Auch die elektronischen Helferlein an Motorrädern bieten noch Innovationspotenzial. Seit einigen Jahren ist in einigen Modellen die Motorrad-Stabilitätskontrolle MSC verfügbar, die bei Kurvenfahrten für mehr Sicherheit sorgt. Auf Basis der jüngsten Motorrad-ABS-Generation hat Bosch zudem eine Berganfahr- und -haltehilfe entwickelt, die ebenfalls schon in einigen Modellen zum Einsatz kommt. Auf Basis der modernen Sensortechnik lässt sich die für Pkw ab April 2018 verpflichtende eCall-Technik auch auf Motorräder übertragen. Bosch hat hier Algorithmen entwickelt, dank derer die Sensoren erkennen, ob ein Motorrad einen Unfall hatte. Kommt es zum Crash, wird automatisch ein Notruf ausgelöst, der einer Notrufzentrale den genauen Unfallort übermittelt.

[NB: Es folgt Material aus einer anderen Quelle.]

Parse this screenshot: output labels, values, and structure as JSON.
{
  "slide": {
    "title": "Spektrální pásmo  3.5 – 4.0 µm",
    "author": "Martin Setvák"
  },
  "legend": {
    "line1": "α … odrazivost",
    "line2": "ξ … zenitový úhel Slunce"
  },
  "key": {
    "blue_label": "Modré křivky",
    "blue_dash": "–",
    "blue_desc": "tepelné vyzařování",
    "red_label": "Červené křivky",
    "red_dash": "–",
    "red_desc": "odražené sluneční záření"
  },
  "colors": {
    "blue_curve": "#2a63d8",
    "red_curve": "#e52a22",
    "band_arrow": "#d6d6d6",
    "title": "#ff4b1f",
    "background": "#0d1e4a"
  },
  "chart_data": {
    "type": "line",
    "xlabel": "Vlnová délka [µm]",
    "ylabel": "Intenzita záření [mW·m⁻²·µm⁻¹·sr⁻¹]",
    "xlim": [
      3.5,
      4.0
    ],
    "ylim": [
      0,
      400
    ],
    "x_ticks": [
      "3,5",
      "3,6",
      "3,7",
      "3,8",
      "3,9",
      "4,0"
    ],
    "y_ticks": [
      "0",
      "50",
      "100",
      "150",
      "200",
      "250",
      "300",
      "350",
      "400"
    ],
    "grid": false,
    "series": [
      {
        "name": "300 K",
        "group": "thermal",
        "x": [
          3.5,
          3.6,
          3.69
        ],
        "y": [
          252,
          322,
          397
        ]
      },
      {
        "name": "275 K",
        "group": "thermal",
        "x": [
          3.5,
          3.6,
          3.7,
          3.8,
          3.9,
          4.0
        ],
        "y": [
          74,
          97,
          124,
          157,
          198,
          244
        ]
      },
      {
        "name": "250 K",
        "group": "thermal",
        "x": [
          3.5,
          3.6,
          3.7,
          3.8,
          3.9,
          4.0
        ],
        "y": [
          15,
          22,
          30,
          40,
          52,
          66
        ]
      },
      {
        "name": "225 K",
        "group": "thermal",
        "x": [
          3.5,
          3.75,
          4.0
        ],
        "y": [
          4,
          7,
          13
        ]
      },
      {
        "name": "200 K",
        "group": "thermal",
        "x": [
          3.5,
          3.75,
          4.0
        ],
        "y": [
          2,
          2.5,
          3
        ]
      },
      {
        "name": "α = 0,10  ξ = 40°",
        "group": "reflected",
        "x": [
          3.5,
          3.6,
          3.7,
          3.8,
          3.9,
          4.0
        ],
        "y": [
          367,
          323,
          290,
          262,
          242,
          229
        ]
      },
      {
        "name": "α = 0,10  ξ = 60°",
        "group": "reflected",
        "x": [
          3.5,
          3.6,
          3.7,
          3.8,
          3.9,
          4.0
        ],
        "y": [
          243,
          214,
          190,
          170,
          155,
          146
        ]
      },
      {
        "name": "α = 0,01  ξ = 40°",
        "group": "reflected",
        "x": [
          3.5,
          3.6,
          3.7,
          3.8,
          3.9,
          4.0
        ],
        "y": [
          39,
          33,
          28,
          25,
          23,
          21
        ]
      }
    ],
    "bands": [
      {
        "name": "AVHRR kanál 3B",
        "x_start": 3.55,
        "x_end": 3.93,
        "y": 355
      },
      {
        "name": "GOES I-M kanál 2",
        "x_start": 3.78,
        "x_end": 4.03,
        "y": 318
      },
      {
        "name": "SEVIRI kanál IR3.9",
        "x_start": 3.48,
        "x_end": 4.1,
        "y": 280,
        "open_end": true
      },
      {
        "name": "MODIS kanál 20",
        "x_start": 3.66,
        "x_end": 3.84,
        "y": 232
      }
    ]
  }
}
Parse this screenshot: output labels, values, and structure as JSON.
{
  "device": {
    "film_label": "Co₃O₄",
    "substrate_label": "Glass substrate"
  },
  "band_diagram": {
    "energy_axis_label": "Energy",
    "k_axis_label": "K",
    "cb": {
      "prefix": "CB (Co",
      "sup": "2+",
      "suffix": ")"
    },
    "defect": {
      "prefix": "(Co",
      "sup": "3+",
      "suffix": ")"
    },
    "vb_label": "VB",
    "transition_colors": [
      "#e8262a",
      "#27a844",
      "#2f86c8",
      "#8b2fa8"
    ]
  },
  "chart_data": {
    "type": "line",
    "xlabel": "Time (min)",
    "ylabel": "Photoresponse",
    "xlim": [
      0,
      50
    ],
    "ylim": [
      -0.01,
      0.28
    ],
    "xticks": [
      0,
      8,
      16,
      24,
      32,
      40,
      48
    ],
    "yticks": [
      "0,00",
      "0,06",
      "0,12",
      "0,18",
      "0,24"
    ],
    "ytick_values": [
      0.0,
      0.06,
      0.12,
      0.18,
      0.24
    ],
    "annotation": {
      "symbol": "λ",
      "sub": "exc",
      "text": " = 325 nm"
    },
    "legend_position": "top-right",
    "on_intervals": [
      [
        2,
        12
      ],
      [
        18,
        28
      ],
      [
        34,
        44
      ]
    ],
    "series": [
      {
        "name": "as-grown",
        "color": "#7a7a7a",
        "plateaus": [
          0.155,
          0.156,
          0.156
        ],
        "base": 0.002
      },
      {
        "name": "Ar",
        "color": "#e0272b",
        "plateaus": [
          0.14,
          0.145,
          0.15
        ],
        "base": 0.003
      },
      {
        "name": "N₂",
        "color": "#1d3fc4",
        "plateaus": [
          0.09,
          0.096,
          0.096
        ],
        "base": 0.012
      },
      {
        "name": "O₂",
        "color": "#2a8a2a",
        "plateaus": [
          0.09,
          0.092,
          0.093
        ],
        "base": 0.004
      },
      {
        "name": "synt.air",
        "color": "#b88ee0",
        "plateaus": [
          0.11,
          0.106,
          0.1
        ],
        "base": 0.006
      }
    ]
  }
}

Es stellt sich allerdings die Frage, ob Motorradfahrer die massive Aufrüstung mit elektronischen Helfern und Kommunikationstechnik überhaupt wollen? Bei Bosch ist man jedenfalls zuversichtlich, dass Techniken, die einige für Motorradfahrer unbeherrschbare Gefahrensituationen neutralisieren, großen Anklang in der Bikerszene finden werden.